Contexto de negociações e ataques defensivos
A alegação iraniana surge em um momento delicado, após o secretário de Estado americano, Marco Rubio, ter indicado que a negociação de um acordo com o Irã poderia levar alguns dias, diminuindo as expectativas de um fim iminente do conflito. Paralelamente, forças americanas realizaram o que descreveram como ataques defensivos no sul do Irã. O porta-voz do Ministério das Relações Exteriores do Irã já havia sinalizado que, embora conclusões tivessem sido alcançadas em vários pontos de um possível memorando de entendimento de 14 pontos, isso não garantia um acordo rápido para encerrar a guerra de três meses.

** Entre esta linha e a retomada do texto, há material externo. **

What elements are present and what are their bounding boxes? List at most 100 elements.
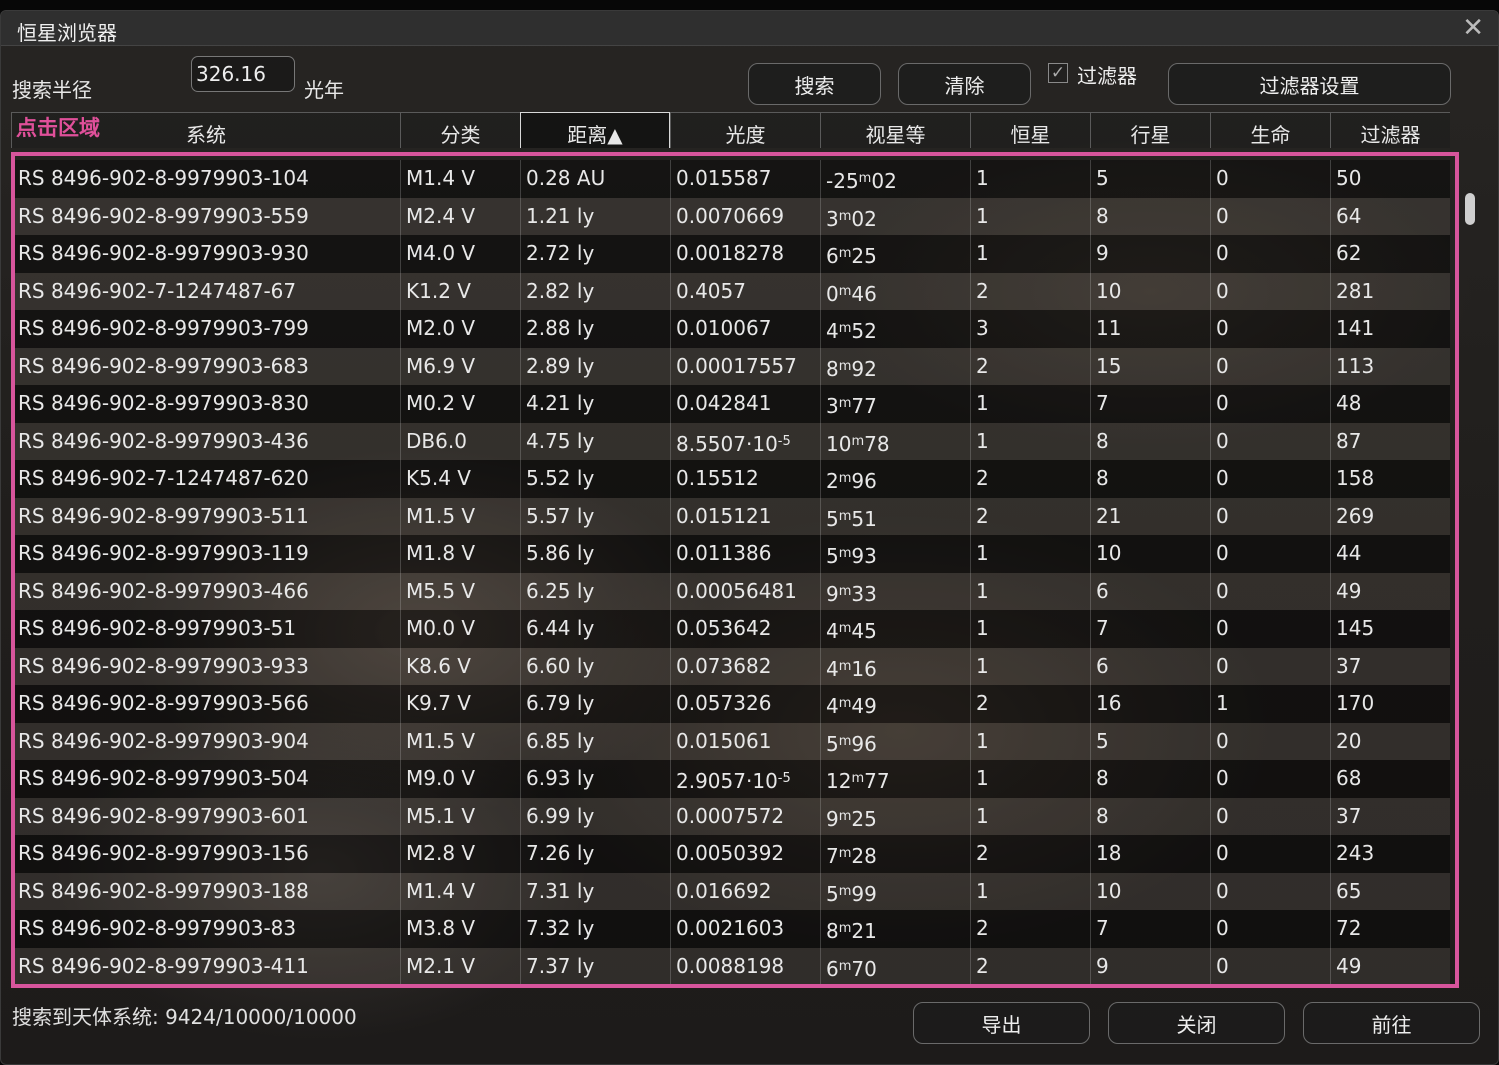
table-cell: 2.88 ly — [520, 310, 670, 348]
table-cell: M5.5 V — [400, 572, 520, 610]
table-cell: 6 — [1090, 647, 1210, 685]
table-cell: 9m25 — [820, 797, 970, 835]
filter-checkbox-label[interactable]: 过滤器 — [1077, 60, 1137, 89]
scrollbar-thumb[interactable] — [1465, 193, 1475, 225]
table-cell: 68 — [1330, 760, 1450, 798]
table-cell: 2.82 ly — [520, 272, 670, 310]
table-row[interactable]: RS 8496-902-8-9979903-436 DB6.0 4.75 ly 8.5… — [11, 422, 1450, 460]
table-row[interactable]: RS 8496-902-8-9979903-104 M1.4 V 0.28 AU 0.… — [11, 160, 1450, 198]
header-distance[interactable]: 距离▲ — [520, 112, 670, 148]
table-row[interactable]: RS 8496-902-8-9979903-683 M6.9 V 2.89 ly 0.… — [11, 347, 1450, 385]
table-row[interactable]: RS 8496-902-8-9979903-466 M5.5 V 6.25 ly 0.… — [11, 572, 1450, 610]
table-cell: 5m99 — [820, 872, 970, 910]
table-row[interactable]: RS 8496-902-8-9979903-188 M1.4 V 7.31 ly 0.… — [11, 872, 1450, 910]
table-cell: 158 — [1330, 460, 1450, 498]
table-cell: 6m70 — [820, 947, 970, 985]
table-cell: 1 — [970, 535, 1090, 573]
header-magnitude[interactable]: 视星等 — [820, 112, 970, 148]
table-cell: 8m92 — [820, 347, 970, 385]
table-row[interactable]: RS 8496-902-8-9979903-511 M1.5 V 5.57 ly 0.… — [11, 497, 1450, 535]
search-button[interactable]: 搜索 — [748, 63, 881, 105]
table-cell: 0 — [1210, 235, 1330, 273]
header-stars[interactable]: 恒星 — [970, 112, 1090, 148]
table-cell: 8 — [1090, 460, 1210, 498]
table-cell: 8 — [1090, 422, 1210, 460]
table-cell: RS 8496-902-8-9979903-119 — [18, 541, 309, 565]
table-cell: RS 8496-902-8-9979903-504 — [18, 766, 309, 790]
table-cell: M1.4 V — [400, 160, 520, 198]
table-cell: 65 — [1330, 872, 1450, 910]
table-cell: 87 — [1330, 422, 1450, 460]
search-radius-input[interactable] — [191, 56, 295, 92]
table-cell: 2 — [970, 835, 1090, 873]
table-cell: M2.1 V — [400, 947, 520, 985]
table-cell: RS 8496-902-8-9979903-511 — [18, 503, 309, 528]
table-row[interactable]: RS 8496-902-8-9979903-559 M2.4 V 1.21 ly 0.… — [11, 197, 1450, 235]
table-cell: 8.5507·10-5 — [670, 422, 820, 460]
header-filter[interactable]: 过滤器 — [1330, 112, 1450, 148]
table-cell: RS 8496-902-8-9979903-559 — [18, 203, 309, 228]
table-cell: 0.00017557 — [670, 347, 820, 385]
table-cell: 281 — [1330, 272, 1450, 310]
table-cell: 21 — [1090, 497, 1210, 535]
table-cell: 7 — [1090, 610, 1210, 648]
filter-settings-button[interactable]: 过滤器设置 — [1168, 63, 1451, 105]
filter-checkbox[interactable]: ✓ — [1048, 63, 1068, 83]
table-row[interactable]: RS 8496-902-8-9979903-83 M3.8 V 7.32 ly 0.0… — [11, 910, 1450, 948]
table-cell: 7 — [1090, 385, 1210, 423]
table-cell: 5 — [1090, 160, 1210, 198]
table-cell: 10 — [1090, 872, 1210, 910]
header-class[interactable]: 分类 — [400, 112, 520, 148]
export-button[interactable]: 导出 — [913, 1002, 1090, 1044]
table-cell: 0 — [1210, 610, 1330, 648]
table-cell: RS 8496-902-8-9979903-830 — [18, 391, 309, 415]
table-row[interactable]: RS 8496-902-8-9979903-411 M2.1 V 7.37 ly 0.… — [11, 947, 1450, 985]
goto-button[interactable]: 前往 — [1303, 1002, 1480, 1044]
table-row[interactable]: RS 8496-902-8-9979903-601 M5.1 V 6.99 ly 0.… — [11, 797, 1450, 835]
scrollbar-track[interactable] — [1465, 180, 1475, 970]
title-bar[interactable]: 恒星浏览器 ✕ — [1, 11, 1498, 46]
table-cell: 5.52 ly — [520, 460, 670, 498]
table-cell: 1 — [1210, 685, 1330, 723]
header-luminosity[interactable]: 光度 — [670, 112, 820, 148]
table-cell: 0 — [1210, 497, 1330, 535]
table-cell: RS 8496-902-8-9979903-566 — [18, 691, 309, 715]
table-row[interactable]: RS 8496-902-7-1247487-67 K1.2 V 2.82 ly 0.4… — [11, 272, 1450, 310]
table-row[interactable]: RS 8496-902-8-9979903-504 M9.0 V 6.93 ly 2.… — [11, 760, 1450, 798]
table-row[interactable]: RS 8496-902-8-9979903-119 M1.8 V 5.86 ly 0.… — [11, 535, 1450, 573]
table-row[interactable]: RS 8496-902-8-9979903-51 M0.0 V 6.44 ly 0.0… — [11, 610, 1450, 648]
table-cell: 0 — [1210, 535, 1330, 573]
table-cell: RS 8496-902-8-9979903-104 — [18, 166, 309, 190]
table-cell: 6.25 ly — [520, 572, 670, 610]
table-cell: 1 — [970, 572, 1090, 610]
table-cell: M1.5 V — [400, 722, 520, 760]
table-row[interactable]: RS 8496-902-8-9979903-933 K8.6 V 6.60 ly 0.… — [11, 647, 1450, 685]
table-row[interactable]: RS 8496-902-8-9979903-566 K9.7 V 6.79 ly 0.… — [11, 685, 1450, 723]
table-row[interactable]: RS 8496-902-8-9979903-830 M0.2 V 4.21 ly 0.… — [11, 385, 1450, 423]
clear-button[interactable]: 清除 — [898, 63, 1031, 105]
table-cell: M2.0 V — [400, 310, 520, 348]
table-cell: 7.26 ly — [520, 835, 670, 873]
table-cell: M9.0 V — [400, 760, 520, 798]
header-planets[interactable]: 行星 — [1090, 112, 1210, 148]
table-cell: 1 — [970, 760, 1090, 798]
table-cell: 8 — [1090, 797, 1210, 835]
table-row[interactable]: RS 8496-902-8-9979903-904 M1.5 V 6.85 ly 0.… — [11, 722, 1450, 760]
table-cell: 11 — [1090, 310, 1210, 348]
table-row[interactable]: RS 8496-902-7-1247487-620 K5.4 V 5.52 ly 0.… — [11, 460, 1450, 498]
table-cell: 7.37 ly — [520, 947, 670, 985]
table-cell: RS 8496-902-8-9979903-83 — [18, 916, 297, 940]
close-button[interactable]: 关闭 — [1108, 1002, 1285, 1044]
table-cell: 0.011386 — [670, 535, 820, 573]
table-cell: M0.2 V — [400, 385, 520, 423]
table-row[interactable]: RS 8496-902-8-9979903-156 M2.8 V 7.26 ly 0.… — [11, 835, 1450, 873]
table-cell: 0 — [1210, 572, 1330, 610]
table-cell: 9m33 — [820, 572, 970, 610]
table-row[interactable]: RS 8496-902-8-9979903-930 M4.0 V 2.72 ly 0.… — [11, 235, 1450, 273]
close-icon[interactable]: ✕ — [1462, 13, 1484, 43]
header-life[interactable]: 生命 — [1210, 112, 1330, 148]
table-cell: RS 8496-902-8-9979903-436 — [18, 428, 309, 453]
table-cell: 0 — [1210, 272, 1330, 310]
table-cell: 0 — [1210, 310, 1330, 348]
table-row[interactable]: RS 8496-902-8-9979903-799 M2.0 V 2.88 ly 0.… — [11, 310, 1450, 348]
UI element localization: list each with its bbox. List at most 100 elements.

Ataques de autodefesa e reações iranianas
Na noite de segunda-feira (26), militares dos Estados Unidos executaram o que chamaram de “ataques de autodefesa” contra locais de lançamento de mísseis e embarcações iranianas nas proximidades do Estreito de Ormuz. Veículos de comunicação estatais do Irã classificaram essas ações como uma violação do acordo de cessar-fogo vigente, em um contexto onde já ocorreram trocas de fogo entre as forças de Teerã e Washington durante o período de trégua.
Diplomacia em andamento e advertências de Trump
Os recentes ataques americanos ocorreram enquanto o principal negociador iraniano e o ministro das Relações Exteriores estavam em Doha, no Catar, para conversas com o primeiro-ministro catariano sobre um potencial acordo com os EUA para encerrar o conflito. Em paralelo, o presidente dos EUA, Donald Trump, comentou em sua rede social Truth Social na segunda-feira (25) que as negociações com o Irã estavam progredindo “bem”, mas advertiu que novos ataques ocorreriam caso as conversas fracassassem, enfatizando que “só haverá um Grande Acordo para todos ou nenhum acordo”.